Women’s expectations had changed through World War II and the1950s. More women entered the workforce as defense spending, population growth, innovations in consumer goods, and new techniques in marketing powered the economy. Female employment grew at higher rates–44 percent–than in the 1960s, when the growth rates were 37 percent. In the 1970’s, the law and public policy opened unprecedented professional opportunities for women, but not all women climbed the income ladder. This is proven by “women held nearly exclusive domain over low-level office jobs, and ‘pink-collar’ describes the gendered allocation of the work as well as its inferiority to other white-collar occupations” (Blackwelder, 1997, p. 179). Many of the women held pink-collar jobs, or positions that were designated for women, despite having the same education as men. However, women gained more supervisory jobs than in previous decades. Within the professions the areas of greatest growth remained the traditionally female occupations of teaching, nursing, and librarianship. Historian Ellen More states “the rarity of women doctors… has limited the freedom of women to choose doctors of their own sex, and has deprived women of the benefits of research into diseases peculiar to women,” expressing how the lack of female physicians made women not obtain medical freedom. Although the number of women applicants to medical schools had risen by more than 300 percent since the 1930s, the rate of acceptance of women remained at 50 percent of applicants per year, as a result of “an arbitrary grouping of applicants by gender.” (More, 1999, p. 217), which further expresses medical and professional inequality.
Though feminism and the pro-choice movement have been represented as white and middle-class movements, sections of those movements recognized and fought for the interests of low-income women and women of color. Feminists of color struggled over these issues with compared to white feminists because on the one hand, they fought sexism, on the other, they had to combat racism.

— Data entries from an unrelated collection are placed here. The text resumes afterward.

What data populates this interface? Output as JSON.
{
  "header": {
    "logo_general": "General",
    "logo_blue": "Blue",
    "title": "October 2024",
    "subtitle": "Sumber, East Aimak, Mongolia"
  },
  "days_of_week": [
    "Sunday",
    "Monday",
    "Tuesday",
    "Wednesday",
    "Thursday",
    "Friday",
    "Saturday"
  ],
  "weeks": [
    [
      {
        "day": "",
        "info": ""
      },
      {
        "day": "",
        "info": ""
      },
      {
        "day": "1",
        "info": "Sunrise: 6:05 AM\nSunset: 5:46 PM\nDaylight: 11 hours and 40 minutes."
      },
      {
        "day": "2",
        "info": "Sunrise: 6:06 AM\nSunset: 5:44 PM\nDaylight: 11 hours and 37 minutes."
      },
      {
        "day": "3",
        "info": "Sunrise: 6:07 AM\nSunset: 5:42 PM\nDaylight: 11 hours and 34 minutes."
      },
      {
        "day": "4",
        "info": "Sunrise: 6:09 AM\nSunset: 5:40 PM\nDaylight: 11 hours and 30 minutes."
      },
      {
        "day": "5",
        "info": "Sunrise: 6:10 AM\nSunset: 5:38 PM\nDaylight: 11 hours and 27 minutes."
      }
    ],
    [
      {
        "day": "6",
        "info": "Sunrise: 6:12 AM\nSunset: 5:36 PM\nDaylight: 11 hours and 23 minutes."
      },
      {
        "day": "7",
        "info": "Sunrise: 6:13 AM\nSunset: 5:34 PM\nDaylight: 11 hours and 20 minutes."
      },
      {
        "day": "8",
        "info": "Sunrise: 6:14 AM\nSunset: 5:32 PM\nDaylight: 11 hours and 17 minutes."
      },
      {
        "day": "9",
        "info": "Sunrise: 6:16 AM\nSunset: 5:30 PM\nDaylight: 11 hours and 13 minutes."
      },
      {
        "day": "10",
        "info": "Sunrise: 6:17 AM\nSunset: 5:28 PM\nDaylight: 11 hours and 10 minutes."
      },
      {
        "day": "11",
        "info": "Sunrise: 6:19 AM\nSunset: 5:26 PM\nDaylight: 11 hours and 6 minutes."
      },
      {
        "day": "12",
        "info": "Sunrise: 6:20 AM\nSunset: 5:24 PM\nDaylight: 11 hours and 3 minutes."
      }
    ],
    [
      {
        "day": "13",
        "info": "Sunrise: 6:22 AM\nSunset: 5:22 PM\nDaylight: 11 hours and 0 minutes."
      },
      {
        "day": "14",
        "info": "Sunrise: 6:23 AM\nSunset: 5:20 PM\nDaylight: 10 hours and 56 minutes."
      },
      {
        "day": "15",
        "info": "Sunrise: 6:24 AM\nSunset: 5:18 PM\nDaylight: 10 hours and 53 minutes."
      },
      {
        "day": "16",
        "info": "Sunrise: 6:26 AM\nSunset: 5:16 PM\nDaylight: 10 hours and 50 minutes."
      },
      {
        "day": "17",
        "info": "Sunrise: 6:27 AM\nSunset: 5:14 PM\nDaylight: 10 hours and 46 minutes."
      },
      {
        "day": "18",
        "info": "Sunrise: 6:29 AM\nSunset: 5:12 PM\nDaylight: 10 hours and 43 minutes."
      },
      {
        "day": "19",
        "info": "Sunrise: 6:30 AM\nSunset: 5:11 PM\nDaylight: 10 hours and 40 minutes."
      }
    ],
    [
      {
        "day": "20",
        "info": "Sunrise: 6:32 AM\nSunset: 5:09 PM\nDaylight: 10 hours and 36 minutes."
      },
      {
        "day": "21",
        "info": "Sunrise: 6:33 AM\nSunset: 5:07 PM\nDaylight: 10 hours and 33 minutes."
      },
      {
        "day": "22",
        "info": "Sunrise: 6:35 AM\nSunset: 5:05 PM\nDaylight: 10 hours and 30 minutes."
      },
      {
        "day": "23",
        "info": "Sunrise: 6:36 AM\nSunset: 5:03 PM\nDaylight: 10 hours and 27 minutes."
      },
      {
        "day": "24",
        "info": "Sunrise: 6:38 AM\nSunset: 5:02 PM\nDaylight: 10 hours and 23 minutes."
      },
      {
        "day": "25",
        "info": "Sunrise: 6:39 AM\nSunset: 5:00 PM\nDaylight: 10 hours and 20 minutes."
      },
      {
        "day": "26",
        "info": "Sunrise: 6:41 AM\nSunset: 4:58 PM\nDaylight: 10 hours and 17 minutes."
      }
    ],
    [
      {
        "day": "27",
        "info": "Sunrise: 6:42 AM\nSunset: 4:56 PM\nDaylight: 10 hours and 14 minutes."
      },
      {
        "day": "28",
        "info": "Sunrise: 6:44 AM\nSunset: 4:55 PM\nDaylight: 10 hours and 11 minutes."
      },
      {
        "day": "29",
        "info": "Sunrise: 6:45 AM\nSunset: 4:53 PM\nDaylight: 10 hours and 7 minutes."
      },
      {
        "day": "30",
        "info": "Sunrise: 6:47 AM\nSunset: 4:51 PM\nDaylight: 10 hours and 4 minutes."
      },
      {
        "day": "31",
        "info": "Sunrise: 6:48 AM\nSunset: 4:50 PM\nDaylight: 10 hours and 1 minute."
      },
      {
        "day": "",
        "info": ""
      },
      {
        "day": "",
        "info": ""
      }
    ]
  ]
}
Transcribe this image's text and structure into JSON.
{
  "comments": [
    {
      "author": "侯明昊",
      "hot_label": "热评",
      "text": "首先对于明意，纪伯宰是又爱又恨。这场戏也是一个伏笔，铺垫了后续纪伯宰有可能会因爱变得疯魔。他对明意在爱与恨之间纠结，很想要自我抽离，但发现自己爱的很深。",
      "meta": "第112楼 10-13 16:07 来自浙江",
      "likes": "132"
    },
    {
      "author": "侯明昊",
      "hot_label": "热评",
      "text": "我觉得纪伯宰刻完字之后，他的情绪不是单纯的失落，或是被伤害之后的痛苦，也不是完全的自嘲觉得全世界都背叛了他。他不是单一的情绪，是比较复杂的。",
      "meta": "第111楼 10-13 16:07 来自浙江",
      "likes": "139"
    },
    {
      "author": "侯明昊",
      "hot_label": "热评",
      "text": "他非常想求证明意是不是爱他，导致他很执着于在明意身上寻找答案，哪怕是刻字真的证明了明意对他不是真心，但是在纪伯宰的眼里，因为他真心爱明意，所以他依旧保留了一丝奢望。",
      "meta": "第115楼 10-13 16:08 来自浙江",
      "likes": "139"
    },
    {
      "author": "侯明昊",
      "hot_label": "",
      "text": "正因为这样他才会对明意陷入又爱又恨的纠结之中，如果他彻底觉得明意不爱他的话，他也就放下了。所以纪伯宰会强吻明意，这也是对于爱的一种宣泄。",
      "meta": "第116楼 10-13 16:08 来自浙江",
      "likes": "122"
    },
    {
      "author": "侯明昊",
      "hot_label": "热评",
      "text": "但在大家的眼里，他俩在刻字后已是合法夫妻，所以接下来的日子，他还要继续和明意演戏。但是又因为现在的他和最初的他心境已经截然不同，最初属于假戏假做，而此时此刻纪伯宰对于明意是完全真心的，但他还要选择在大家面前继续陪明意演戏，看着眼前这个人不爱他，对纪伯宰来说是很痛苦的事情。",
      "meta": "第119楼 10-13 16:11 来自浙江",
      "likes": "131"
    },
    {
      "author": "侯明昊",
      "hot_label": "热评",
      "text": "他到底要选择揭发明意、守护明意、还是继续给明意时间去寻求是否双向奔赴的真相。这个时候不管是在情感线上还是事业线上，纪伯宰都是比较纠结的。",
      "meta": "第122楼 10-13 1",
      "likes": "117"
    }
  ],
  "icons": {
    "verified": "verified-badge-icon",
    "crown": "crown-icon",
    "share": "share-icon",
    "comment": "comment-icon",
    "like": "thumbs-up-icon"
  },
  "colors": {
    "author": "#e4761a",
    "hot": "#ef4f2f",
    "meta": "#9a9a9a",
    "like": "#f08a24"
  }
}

African American and Latina feminists brought the issues of genocide and sterilization to the forefront of feminist attention and rejected the notion that the revolutionary role for black women was to have more babies. For example, Florynce Kennedy stated “not too far removed from a cultural past where Black women were encouraged to be breeding machines for their slave masters,” expressing that this expectation was based on the basis of both race and gender, and expressed inequality in both ways. Congresswoman Shirley Chisolm also emphasized the idea of high levels of injury and death resulting from illegal abortion among black and Puerto Rican women, and advocated for legal and accessible birth control and abortion for all women, rather than just white women.
The feminist health movement insisted that women’s voices and experiences gain more merit in medical evaluations and treatment decisions, which is ultimately an extension of fundamental rights for women. (Gardner, 2006, p. 175). Many women entered professions previously dominated by males (Blackwelder, 1997, p. 180). However, although many laws were enacted to eliminate discrimination based on gender, gender quotas were still in place. (Blackwelder, 1997, p. 180). Women’s Liberation from the Women’s movement challenged the concepts of masculinity and femininity and discussed many issues such as medical screenings, abortion, breast cancer, and the wage gap. However, many of these rights were mainly accessible to wealthy white woman, and minorities had to tackle issues of both race and gender as coverage of these necessary services were not uniform.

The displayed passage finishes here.